3D Reconstruction from Satellite Imagery

Jeremy Fischer, Jakob Gollreiter, Daniel Won

Code: https://github.com/JakobMichaelGollreiter/3d-gaussian-splatting-satellite-images

Abstract: We investigate the feasibility of 3D reconstruction from limited and variable-quality satellite imagery (10-20 views per scene). Through comparison of three approaches - 3D Gaussian Splatting with derived camera parameters, VGGT followed by bundle adjustment, and DUSt3R - we demonstrate that practical 3D reconstruction is achievable despite challenging input conditions. Our evaluation shows VGGT with bundle adjustment produces the most geometrically accurate results, while optimized DUSt3R offers the most reliable reconstructions.

1. Introduction

Computer vision problems such as segmentation and classification have been the core focus of satellite image processing research, but 2D-to-3D reconstruction is a novel subtopic that has yet to be fully explored. Current systems such as Google Earth are capable of creating 3D representations of urban geometry, but these may require more sophisticated technology such as LiDAR, a large image dataset, and additional expenses to collect sufficient data. However, applications such as analyzing geographic impacts of natural disasters require efficient, quick data collection and results, which may not be possible with typical reconstruction methods.

We aim to explore whether meaningful 3D structure can be reconstructed from sparse satellite imagery, where each scene includes only 10 to 20 top-down views with varying lighting and quality. As methods such as neural radiance fields (NeRFs) are computationally expensive, we have explored alternatives that exhibit faster training times and/or are capable of extracting sufficient visual data from sparse image sets.

2. Dataset

For our project we use Track 3 of the 2019 IEEE GRSS Data Fusion Contest (DFC2019), which comprises 110 scenes with approximately 20 multi-angle satellite images per scene (about 2,200 images total). Each scene includes multiple perspective views captured from slightly different angles (see Figure below), providing the multi-view geometry necessary for 3D reconstruction.

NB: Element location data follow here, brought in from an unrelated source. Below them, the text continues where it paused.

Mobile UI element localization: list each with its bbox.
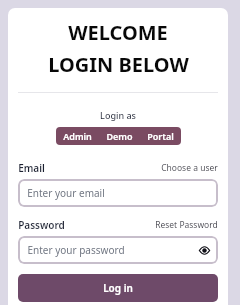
button[interactable]: Show password <box>196 242 212 258</box>
staticText: Admin <box>63 130 92 142</box>
staticText: Reset Password <box>155 219 218 231</box>
staticText: Login as <box>100 109 136 121</box>
button[interactable]: Enter your password <box>18 236 218 264</box>
staticText: Demo <box>106 130 133 142</box>
staticText: Portal <box>147 130 174 142</box>
staticText: LOGIN BELOW <box>48 51 189 78</box>
staticText: Email <box>18 161 45 175</box>
button[interactable]: Log in <box>18 274 218 302</box>
staticText: Enter your email <box>27 186 105 200</box>
staticText: WELCOME <box>68 19 168 46</box>
button[interactable]: Admin <box>56 127 99 145</box>
staticText: Enter your password <box>27 243 125 257</box>
button[interactable]: Choose a user <box>161 162 218 174</box>
staticText: Password <box>18 218 65 232</box>
staticText: Choose a user <box>161 162 218 174</box>
button[interactable]: Reset Password <box>155 219 218 231</box>
button[interactable]: Enter your email <box>18 179 218 207</box>
staticText: Log in <box>103 281 133 295</box>
button[interactable]: Portal <box>140 127 181 145</box>
button[interactable]: Demo <box>99 127 140 145</box>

Figure 1: Four different satellite views from a scene of the DFC2019 dataset

3. Related Works

Preliminary investigations used NeRFs for satellite image reconstructions as "digital surface models". Marí et al. introduced methods of "Sat-NeRFs" and "Earth Observation NeRFs" (EO-NeRFs) that apply shadow modeling to extract color and height data. However, expensive runtime can be critical drawbacks for these solutions' applicability of these NeRF solutions. Studies such as Billouard et al.'s SAT-NGP method aim to develop faster methods via graphics primitives to reduce 20 hours of computation time to roughly 13 to 14 minutes, although there is reportedly some loss in output quality.

Recent studies investigated 3D Gaussian splatting (3DGS) as a faster, more efficient alternative to NeRF methods while employing similar methods. Gao et al. applied the original 3DGS method on urban scenes captured in Google Earth datasets, although these images tend to include a variety of 3D viewpoints that cover multiple perspectives, angles, and altitudes to extract more accurate 3D geometry. Aira et al. introduced "Earth Observation Gaussian Splatting" (EOGS) which integrates the shadow model from NeRF methods with 3DGS and 3 additional regularizations for sparsity, view consistency, and opaqueness, resulting in a runtime of about 3 minutes (about 8 times faster than SAT-NGP and 300 times faster than EO-NeRF). EOGS is a promising start to extracting geometric information from 2D satellite images, but it is limited in that it focuses more on generating depth maps than on a full 3D reconstruction.

4. Methodology

In this section, we describe our approach to 3D reconstruction from satellite imagery. We first extract camera parameters from satellite metadata and approximate camera extrinsics, followed by a view selection process that identifies the optimal images. We then implement and evaluate three different reconstruction methods: 3D Gaussian Splatting (3DGS), Visual Geometry Grounding Transformer (VGGT) with bundle adjustment optimization, and DUSt3R.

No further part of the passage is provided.